Pada Juli 2016, Rahardjo memaparkan rencana BCSS di Bakamla.

"Setelah pemaparan, Arie Soedewo mengarahkan agar PT CMI Teknologi milik Rahardjo Pratjihno dapat ditunjuk langsung sebagai pelaksana pekerjaan namun Rahardjo meminta agar tetap dilakukan proses pelelangan yang akan diatur sedemikan rupa sehingga nanti pelelangan tetap dimenangkan PT CMI Teknologi," tambah jaksa Kresno.

Leni Marlena dan Juli Amar Ma'ruf lalu bertemu dengan Fachrulan Amir untuk membahas bagaimana cara "mengunci spek" dalam Kerangka Acuan Kegiatan (KAK) pengadaan.
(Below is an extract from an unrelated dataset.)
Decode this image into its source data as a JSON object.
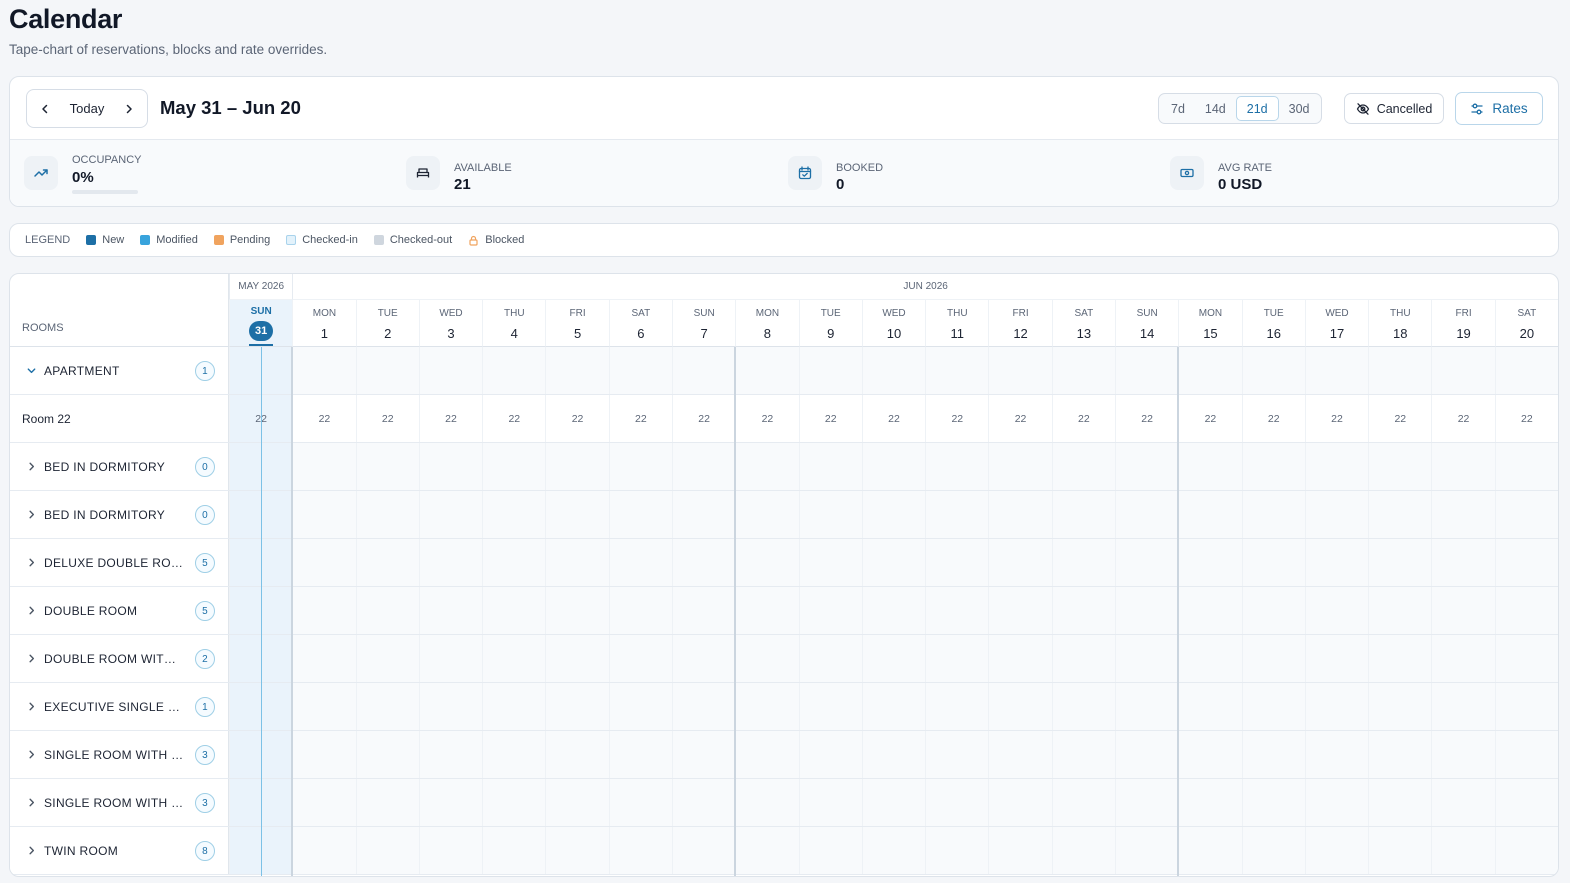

Selain itu PT CMI Teknologi akan menyiapkan 2 perusahaan pendamping yang akan didaftarkan pada LPSE Bakamla yaitu PT Kaesa Indah Sejahtera dan PT Catudaya Data Prakasa.

Baca juga: Tersangka kasus korupsi proyek Bakamla Juli Amar segera disidangkan

Pada 16 Agustus 2016, meski tanda bintang belum dicabut karena harus menunggu Laporan Audit yang disebut "Probity Audit" oleh tim BPKP, Juli Amar Ma'ruf mengumumkan lelang pengadaan "BCSS yang terintegrasi dengan BIIS" secara elektronik di lpse.BAKAMLA.go.id dengan pagu anggaran sebesar Rp400 miliar.

Leni berpedoman untuk Harga Perkiraan Sendiri (HPS) senilai Rp399,805 miliar yang berasal dari "file" yang dibuat PT CMI Teknologi. HPS juga dibuat tanpa PPK karena Bambang Udoyo baru ditunjuk sebagai PPK pada 22 Agustus 2017.

Juli Amar Ma'ruf lalu menetapkan sistem pelelangan yang digunakan adalah dengan metode pascakualifikasi sistem gugur padahal pengadaan BCSS tersebut termasuk jenis pekerjaan kompleks yang seharusnya menggunakan metode penilaian prakualifikasi sehingga hanya 2 perusahaan yang memberikan dokumen penawaran yaitu PT CMI Teknologi dan PT Kaesa Indah Sejahtera sebagai perusahaan pendamping yang sudah disiapkan.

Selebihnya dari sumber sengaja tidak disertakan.